Saturday, June 21, 2014

A Different Approach to Anti-Aging


In this fast-paced talk by Dr. Aubrey de Grey, we hear about a breathtakingly radical approach to forestalling aging, which (in a nutshell) involves moving all remaining mitochondrial genes into the nuclear DNA, so that mutations in mitochondrial DNA, per se, are rendered irrelevant. This technique of "obviation" of mitochondrial-DNA breakdown isn't a new idea (it's been around for at least 30 years). What's new is that, technologically, we're in a position to make it happen.

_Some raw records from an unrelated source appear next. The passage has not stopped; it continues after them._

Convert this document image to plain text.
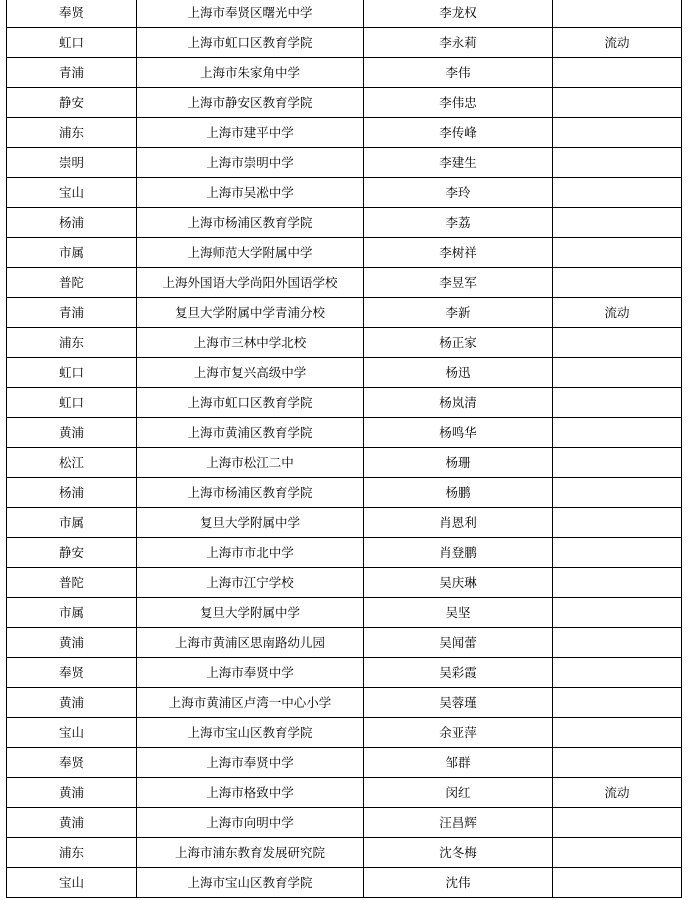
奉贤	上海市奉贤区曙光中学	李龙权	
虹口	上海市虹口区教育学院	李永莉	流动
青浦	上海市朱家角中学	李伟	
静安	上海市静安区教育学院	李伟忠	
浦东	上海市建平中学	李传峰	
崇明	上海市崇明中学	李建生	
宝山	上海市吴凇中学	李玲	
杨浦	上海市杨浦区教育学院	李荔	
市属	上海师范大学附属中学	李树祥	
普陀	上海外国语大学尚阳外国语学校	李昱军	
青浦	复旦大学附属中学青浦分校	李新	流动
浦东	上海市三林中学北校	杨正家	
虹口	上海市复兴高级中学	杨迅	
虹口	上海市虹口区教育学院	杨岚清	
黄浦	上海市黄浦区教育学院	杨鸣华	
松江	上海市松江二中	杨珊	
杨浦	上海市杨浦区教育学院	杨鹏	
市属	复旦大学附属中学	肖恩利	
静安	上海市市北中学	肖登鹏	
普陀	上海市江宁学校	吴庆琳	
市属	复旦大学附属中学	吴坚	
黄浦	上海市黄浦区思南路幼儿园	吴闻蕾	
奉贤	上海市奉贤中学	吴彩霞	
黄浦	上海市黄浦区卢湾一中心小学	吴蓉瑾	
宝山	上海市宝山区教育学院	余亚萍	
奉贤	上海市奉贤中学	邹群	
黄浦	上海市格致中学	闵红	流动
黄浦	上海市向明中学	汪昌辉	
浦东	上海市浦东教育发展研究院	沈冬梅	
宝山	上海市宝山区教育学院	沈伟	
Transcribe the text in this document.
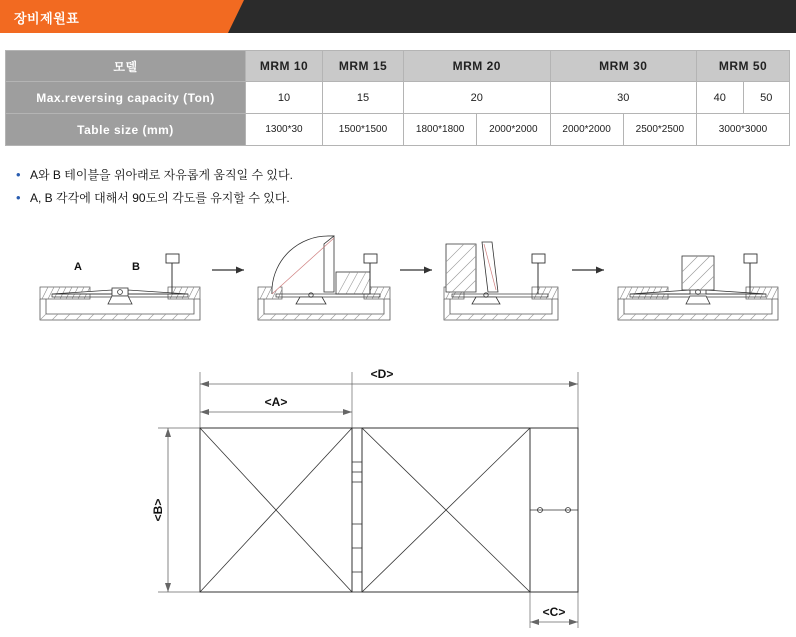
장비제원표
모델	MRM 10	MRM 15	MRM 20		MRM 30		MRM 50	
Max.reversing capacity (Ton)	10	15	20		30		40	50
Table size (mm)	1300*30	1500*1500	1800*1800	2000*2000	2000*2000	2500*2500	3000*3000	
• A와 B 테이블을 위아래로 자유롭게 움직일 수 있다.
• A, B 각각에 대해서 90도의 각도를 유지할 수 있다.
A	B
<D>
<A>
<B>
<C>
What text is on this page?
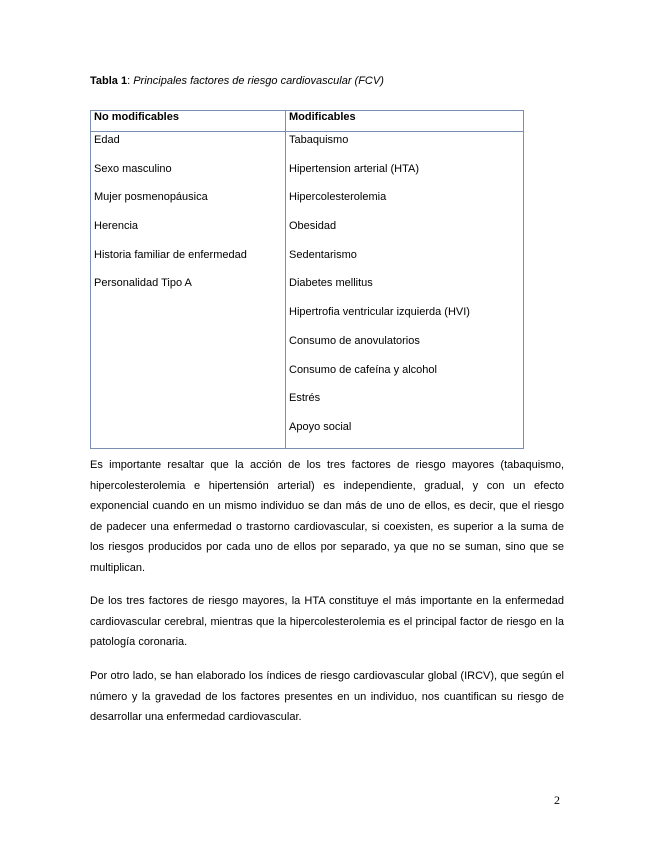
Tabla 1: Principales factores de riesgo cardiovascular (FCV)
No modificables	Modificables
Edad	Tabaquismo
Sexo masculino	Hipertension arterial (HTA)
Mujer posmenopáusica	Hipercolesterolemia
Herencia	Obesidad
Historia familiar de enfermedad	Sedentarismo
Personalidad Tipo A	Diabetes mellitus
	Hipertrofia ventricular izquierda (HVI)
	Consumo de anovulatorios
	Consumo de cafeína y alcohol
	Estrés
	Apoyo social

Es importante resaltar que la acción de los tres factores de riesgo mayores (tabaquismo, hipercolesterolemia e hipertensión arterial) es independiente, gradual, y con un efecto exponencial cuando en un mismo individuo se dan más de uno de ellos, es decir, que el riesgo de padecer una enfermedad o trastorno cardiovascular, si coexisten, es superior a la suma de los riesgos producidos por cada uno de ellos por separado, ya que no se suman, sino que se multiplican.

De los tres factores de riesgo mayores, la HTA constituye el más importante en la enfermedad cardiovascular cerebral, mientras que la hipercolesterolemia es el principal factor de riesgo en la patología coronaria.

Por otro lado, se han elaborado los índices de riesgo cardiovascular global (IRCV), que según el número y la gravedad de los factores presentes en un individuo, nos cuantifican su riesgo de desarrollar una enfermedad cardiovascular.

2
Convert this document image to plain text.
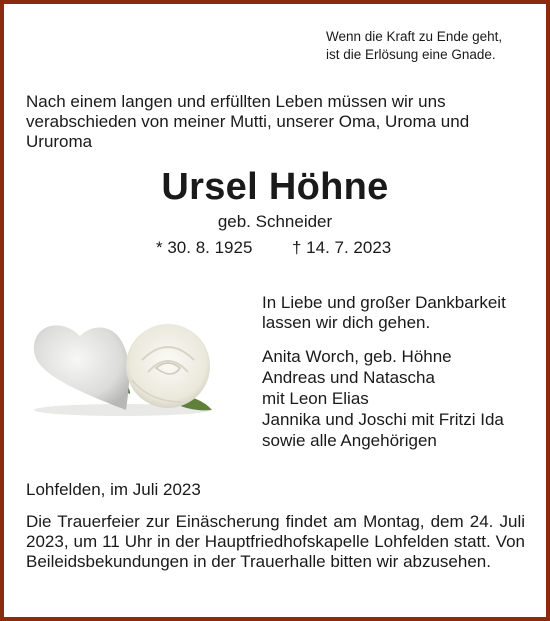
Wenn die Kraft zu Ende geht,
ist die Erlösung eine Gnade.
Nach einem langen und erfüllten Leben müssen wir uns verabschieden von meiner Mutti, unserer Oma, Uroma und Ururoma
Ursel Höhne
geb. Schneider
* 30. 8. 1925 † 14. 7. 2023
In Liebe und großer Dankbarkeit lassen wir dich gehen.
Anita Worch, geb. Höhne
Andreas und Natascha
mit Leon Elias
Jannika und Joschi mit Fritzi Ida
sowie alle Angehörigen
Lohfelden, im Juli 2023
Die Trauerfeier zur Einäscherung findet am Montag, dem 24. Juli 2023, um 11 Uhr in der Hauptfriedhofskapelle Lohfelden statt. Von Beileidsbekundungen in der Trauerhalle bitten wir abzusehen.
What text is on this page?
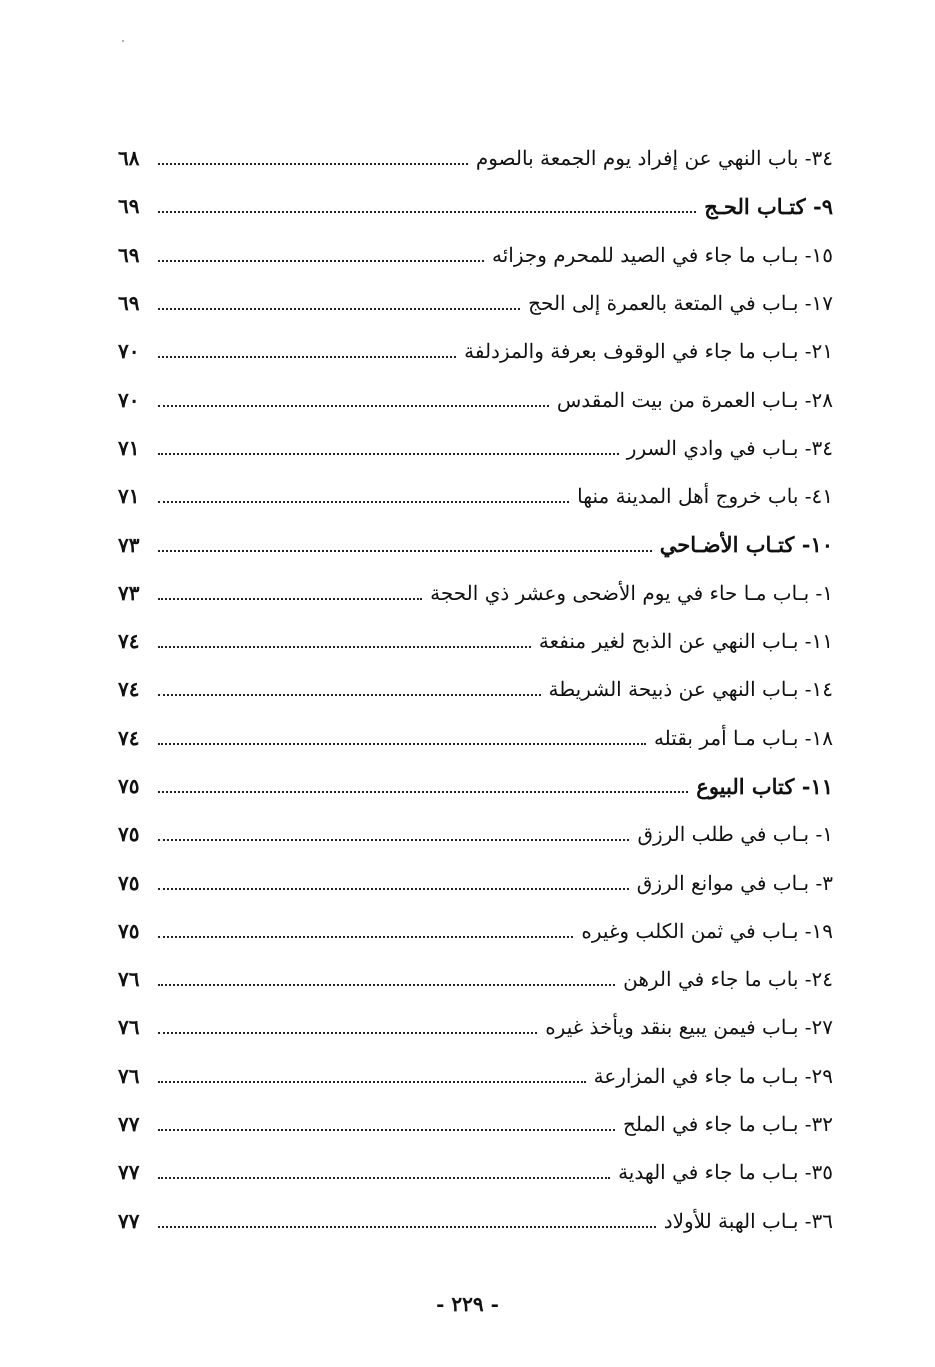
٣٤- باب النهي عن إفراد يوم الجمعة بالصوم
٦٨
٩- كتـاب الحـج
٦٩
١٥- بـاب ما جاء في الصيد للمحرم وجزائه
٦٩
١٧- بـاب في المتعة بالعمرة إلى الحج
٦٩
٢١- بـاب ما جاء في الوقوف بعرفة والمزدلفة
٧٠
٢٨- بـاب العمرة من بيت المقدس
٧٠
٣٤- بـاب في وادي السرر
٧١
٤١- باب خروج أهل المدينة منها
٧١
١٠- كتـاب الأضـاحي
٧٣
١- بـاب مـا حاء في يوم الأضحى وعشر ذي الحجة
٧٣
١١- بـاب النهي عن الذبح لغير منفعة
٧٤
١٤- بـاب النهي عن ذبيحة الشريطة
٧٤
١٨- بـاب مـا أمر بقتله
٧٤
١١- كتاب البيوع
٧٥
١- بـاب في طلب الرزق
٧٥
٣- بـاب في موانع الرزق
٧٥
١٩- بـاب في ثمن الكلب وغيره
٧٥
٢٤- باب ما جاء في الرهن
٧٦
٢٧- بـاب فيمن يبيع بنقد ويأخذ غيره
٧٦
٢٩- بـاب ما جاء في المزارعة
٧٦
٣٢- بـاب ما جاء في الملح
٧٧
٣٥- بـاب ما جاء في الهدية
٧٧
٣٦- بـاب الهبة للأولاد
٧٧
- ٢٢٩ -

Most mitochondrial genes are, of course, already in the nucleus. The majority of scientists accept that mitochondria got their start as bacterial endosymbionts; a long-ago ancestor of today's alphaproteobacteria took up residency in an anaerobe. The anaerobe provided the invading bacterium with a nutrient-rich environment in which to live, while the bacterium provided oxygen-detoxification services (and a lot of adenosine triphosphate) to the host. Most likely, the invading bacterium had around 1,500 genes. Over time, ~500 redundant genes were lost and the remaining 1,000 or so migrated to the host cell's nuclear DNA (a much safer environment for DNA than the mitochondrion), leading to the present-day situation where (human) mitochondria have an extremely small circular chromosome encoding just 13 proteins. But we know mitochondria actually contain around 1,000 different proteins, most of which are encoded in nuclear genes.

The majority of mitochondrial genes (in the nucleus) encode proteins that are made in cyotplasm and imported into the mitochondrion. For import, proteins must be in an unfolded state. Some proteins (the most hydrophobic ones) are actually made on the surface of the mitochondrion and slurped into the interior of the mitochondrion as they're being made. Folding of the proteins then takes place inside the organelle.

Can the remaining 13 mitochondrial protein genes be moved to the nucleus? If we succeed in doing that, will cells live longer? What technical obstacles remain? What progress has been made? These and other questions are addressed in Aubrey de Grey's talk, which is well worth a listen.